Circula nas redes sociais, uma nota de 8 páginas do Ministério da Educação (ME) dirigida a todos os Delegados, dando orientações sobre a implementação de Ensino à Distância (EaD), como alternativa para ocupar os professores e entreter os alunos.

Esta medida apanhou todo mundo de surpresa, porque o ME havia dito que vários cenários estavam em cima da mesa, porém, ninguém esperava que a ministra iria optar justamente pelo cenário mais improvável – Ensino à Distância.

A surpresa foi ainda maior porque o ME não socializou a ideia com os sindicatos (SINDPROF e SINDEP) que representam a classe docente, não se preocupou em ouvir os pais, tão pouco os professores.

E quando é assim, e como estamos a viver sob o Estado de Emergência, a colaboração de todos exige-se.

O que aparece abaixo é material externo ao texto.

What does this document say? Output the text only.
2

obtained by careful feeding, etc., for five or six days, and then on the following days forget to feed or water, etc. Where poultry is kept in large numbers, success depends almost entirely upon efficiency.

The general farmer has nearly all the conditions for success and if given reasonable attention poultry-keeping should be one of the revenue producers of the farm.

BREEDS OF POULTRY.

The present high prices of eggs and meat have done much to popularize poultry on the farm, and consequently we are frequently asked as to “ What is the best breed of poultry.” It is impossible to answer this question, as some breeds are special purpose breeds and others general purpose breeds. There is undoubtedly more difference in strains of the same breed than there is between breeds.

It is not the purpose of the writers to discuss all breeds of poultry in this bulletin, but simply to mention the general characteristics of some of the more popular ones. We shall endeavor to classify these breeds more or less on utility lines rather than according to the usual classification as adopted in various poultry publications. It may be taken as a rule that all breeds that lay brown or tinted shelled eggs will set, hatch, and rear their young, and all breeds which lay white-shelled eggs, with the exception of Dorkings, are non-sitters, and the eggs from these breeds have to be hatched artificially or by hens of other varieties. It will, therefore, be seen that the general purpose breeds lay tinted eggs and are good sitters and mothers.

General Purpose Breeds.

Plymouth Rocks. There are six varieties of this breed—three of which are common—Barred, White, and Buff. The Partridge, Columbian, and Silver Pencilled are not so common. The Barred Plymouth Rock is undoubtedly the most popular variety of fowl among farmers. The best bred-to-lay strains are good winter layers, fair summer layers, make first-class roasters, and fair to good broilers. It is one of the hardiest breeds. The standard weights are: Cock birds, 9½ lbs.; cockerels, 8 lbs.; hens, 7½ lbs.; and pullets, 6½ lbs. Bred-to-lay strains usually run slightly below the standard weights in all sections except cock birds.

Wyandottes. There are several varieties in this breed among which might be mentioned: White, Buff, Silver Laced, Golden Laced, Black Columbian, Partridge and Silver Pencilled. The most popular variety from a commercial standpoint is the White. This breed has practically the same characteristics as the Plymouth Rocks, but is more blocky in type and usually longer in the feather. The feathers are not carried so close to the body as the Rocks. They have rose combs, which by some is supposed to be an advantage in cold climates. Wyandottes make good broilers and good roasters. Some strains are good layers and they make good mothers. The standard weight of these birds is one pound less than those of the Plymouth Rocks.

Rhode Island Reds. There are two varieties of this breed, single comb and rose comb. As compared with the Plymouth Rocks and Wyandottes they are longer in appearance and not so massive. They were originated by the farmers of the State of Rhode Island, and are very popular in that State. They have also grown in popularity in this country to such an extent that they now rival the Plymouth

Sendo assim, vamos todos entrar numa jogada do faz de conta, que é a seguinte:

  1. Cabo Verde é realmente o 'Japão de África' e, portanto, não há nenhum problema em implementar o EaD;
  1. Todos os Delegados vão conseguir pôr em prática, todas as orientações prescritas na nota/refª27/DNE/2020;
  1. As condições humanas e materiais já haviam sido criadas pelo ME, logo que o vírus entrou no país, graças ao programa Mundu Novu;
  1. Todas as escolas e concelhos do país conseguem aplicar o EaD, sem dificuldades;
  1. Os professores já estão na preparação metodológica à distância (13 a 17 de abril), conforme prevê a dita nota;
  1. Todos os professores e todos os alunos dominam muito bem as comunicações via Skype, messenger, viber, e-mail, WhatsApp e ZOOM web conferências;
  1. Os pais gostam muito desta decisão porque finalmente os filhos vão estar muito bem ocupados;
  1. Os alunos também adoram a ideia porque, até que enfim vão poder estrear os novos equipamentos oferecidos e também ver os seus queridos professores;
  1. O país sobe na estatística da UNESCO como sendo o primeiro PALOP e segundo da CPLP a aplicar o EaD, neste período da crise;
  1. A Comunidade Internacional irá reconhecer que Cabo Verde é realmente um modelo na aplicação de uma “Educação inclusiva e de qualidade sem deixar ninguém para trás”.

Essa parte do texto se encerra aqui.